Observability software company Dynatrace has completed its $915 million acquisition of Arize, a deal first announced in mid-August that aims to merge traditional application monitoring with AI-specific observability. The transaction, which officially closed recently, brings together Dynatrace's decades of experience watching applications and infrastructure with Arize's newer focus on tracing and debugging the behavior of machine learning models and AI agents. The combined platform is meant to solve a growing problem: an application can run flawlessly from a technical standpoint while the AI agent layered on top delivers incorrect answers, invokes the wrong tools, or simply fails to finish its assigned work.
Dynatrace, founded in Austria in 2005 and publicly traded since 2019, has built its business around application performance monitoring and full-stack observability, serving site reliability engineering and platform teams.
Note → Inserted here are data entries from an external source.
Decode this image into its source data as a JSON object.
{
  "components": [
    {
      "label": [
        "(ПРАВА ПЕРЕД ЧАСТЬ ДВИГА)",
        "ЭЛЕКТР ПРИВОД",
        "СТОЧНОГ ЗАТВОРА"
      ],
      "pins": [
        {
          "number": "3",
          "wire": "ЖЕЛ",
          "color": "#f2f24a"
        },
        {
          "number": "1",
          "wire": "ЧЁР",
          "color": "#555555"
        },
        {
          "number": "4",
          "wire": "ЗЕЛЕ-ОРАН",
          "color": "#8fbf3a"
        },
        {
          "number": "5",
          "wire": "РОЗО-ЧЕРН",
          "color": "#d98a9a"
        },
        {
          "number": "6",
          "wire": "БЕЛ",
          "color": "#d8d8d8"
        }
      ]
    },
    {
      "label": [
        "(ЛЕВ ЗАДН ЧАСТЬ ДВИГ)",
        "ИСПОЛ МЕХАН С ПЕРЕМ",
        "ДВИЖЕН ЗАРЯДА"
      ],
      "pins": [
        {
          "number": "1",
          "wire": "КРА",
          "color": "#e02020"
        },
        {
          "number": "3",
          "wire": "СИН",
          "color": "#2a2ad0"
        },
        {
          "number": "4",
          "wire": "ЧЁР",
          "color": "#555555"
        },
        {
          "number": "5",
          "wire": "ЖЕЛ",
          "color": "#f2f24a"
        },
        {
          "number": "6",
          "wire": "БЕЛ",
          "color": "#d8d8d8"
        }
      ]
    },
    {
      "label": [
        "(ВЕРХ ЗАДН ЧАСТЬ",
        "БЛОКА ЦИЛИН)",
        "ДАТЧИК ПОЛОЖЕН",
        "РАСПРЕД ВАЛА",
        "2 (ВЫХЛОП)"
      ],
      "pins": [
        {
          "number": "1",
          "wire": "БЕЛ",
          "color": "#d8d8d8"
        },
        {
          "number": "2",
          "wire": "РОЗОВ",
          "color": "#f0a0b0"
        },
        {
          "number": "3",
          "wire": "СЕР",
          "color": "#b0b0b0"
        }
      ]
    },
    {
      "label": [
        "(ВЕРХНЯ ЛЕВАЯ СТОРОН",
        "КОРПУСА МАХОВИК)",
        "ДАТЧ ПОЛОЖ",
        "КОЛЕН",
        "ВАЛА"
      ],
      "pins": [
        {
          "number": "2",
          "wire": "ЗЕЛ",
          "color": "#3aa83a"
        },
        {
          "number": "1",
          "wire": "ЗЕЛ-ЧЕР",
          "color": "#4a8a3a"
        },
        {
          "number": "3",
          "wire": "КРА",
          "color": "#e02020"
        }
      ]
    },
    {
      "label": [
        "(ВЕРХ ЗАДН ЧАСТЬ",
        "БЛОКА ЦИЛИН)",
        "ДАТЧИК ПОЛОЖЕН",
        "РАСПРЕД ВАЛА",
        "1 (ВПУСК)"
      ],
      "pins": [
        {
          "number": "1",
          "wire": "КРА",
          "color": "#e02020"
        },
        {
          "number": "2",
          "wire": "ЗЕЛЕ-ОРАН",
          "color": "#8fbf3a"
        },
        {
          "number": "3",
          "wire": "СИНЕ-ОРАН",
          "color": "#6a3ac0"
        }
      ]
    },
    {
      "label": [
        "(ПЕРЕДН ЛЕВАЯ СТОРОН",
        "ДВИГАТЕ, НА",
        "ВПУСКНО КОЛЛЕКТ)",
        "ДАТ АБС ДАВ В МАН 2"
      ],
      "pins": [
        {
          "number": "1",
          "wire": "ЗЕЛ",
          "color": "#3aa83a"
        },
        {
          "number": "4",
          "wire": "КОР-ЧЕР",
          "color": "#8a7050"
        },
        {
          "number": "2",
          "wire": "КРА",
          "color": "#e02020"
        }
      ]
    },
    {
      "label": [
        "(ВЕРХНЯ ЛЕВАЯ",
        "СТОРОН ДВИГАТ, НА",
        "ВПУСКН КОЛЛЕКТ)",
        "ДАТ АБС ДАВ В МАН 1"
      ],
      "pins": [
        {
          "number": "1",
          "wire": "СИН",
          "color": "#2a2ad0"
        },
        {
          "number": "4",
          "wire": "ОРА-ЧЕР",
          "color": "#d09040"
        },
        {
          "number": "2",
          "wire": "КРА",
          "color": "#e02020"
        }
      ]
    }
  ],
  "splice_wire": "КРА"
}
Arize emerged from stealth in 2020 focused on helping companies monitor machine learning models in production, later expanding into evaluating LLM and agent behavior as those technologies became widespread. The two companies had mutual customers before the deal, and some had already asked to see the platforms function as a unified system, according to Dynatrace CPO Steve Tack. Arize will continue operating both Phoenix, its open-source platform for tracing AI applications, and AX, its enterprise offering, as standalone products even as capabilities migrate into Dynatrace over time.
Arize co-founder and CPO Aparna Dhinakaran says the merger gives developers "both sides of the coin" to investigate failures: the ability to debug LLM-related issues and also trace problems back through the underlying software services that agents depend on. Tack notes that building the assets Arize had already developed, including OpenInference, which extends OpenTelemetry with conventions for capturing LLM calls and agent behavior, "are not easy things to build." IDC group VP Stephen Elliot tells The New Stack that as agents spread across enterprises, aligning these two distinct but related parts of the AI application stack has become increasingly urgent, with combined evaluation and observability helping teams "catch issues earlier and resolve them faster."
The acquisition reflects a broader shift in how observability data gets used. Dhinakaran argues that agents, not humans, will become "the primary consumers" of telemetry, sifting through billions of traces that no engineer would manually inspect. Modern systems generate far more data than people can reasonably review, creating an opening for autonomous agents to continuously analyze that information and act on what they discover. Arize already uses this approach internally with Alyx, an assistant whose traces are reviewed by Signal, another Arize agent that identifies recurring failures and opens pull requests to fix them—around 65% to 70% of which the company accepts, according to Dhinakaran. She describes observability evolving from passively looking at data to actively taking action based on it, with engineers shifting from combing through traces to reviewing code changes proposed by agents.
The long-term vision, as Dhinakaran frames it, is "self-sustaining, self-maintaining software, but also kind of self-improving," with humans retaining final approval. Tack says a conventional partnership might have enabled some integration, but the level of seamless end-to-end experience Dynatrace wanted wouldn't have been achievable without a full acquisition. The ultimate goal is connecting two stages usually treated separately: evaluating AI applications during development and understanding their behavior once deployed in production. The combined platform is designed to trace agent failures across both the AI layer and the conventional software stack beneath it, addressing the reality that autonomous systems don't operate in isolation but depend on the broader ecosystem of applications, services, and infrastructure around them. For enterprises racing to deploy agents at scale, the wager is that debugging intelligence requires visibility into everything from the model's reasoning down to the API it calls—and that separating those views no longer makes sense.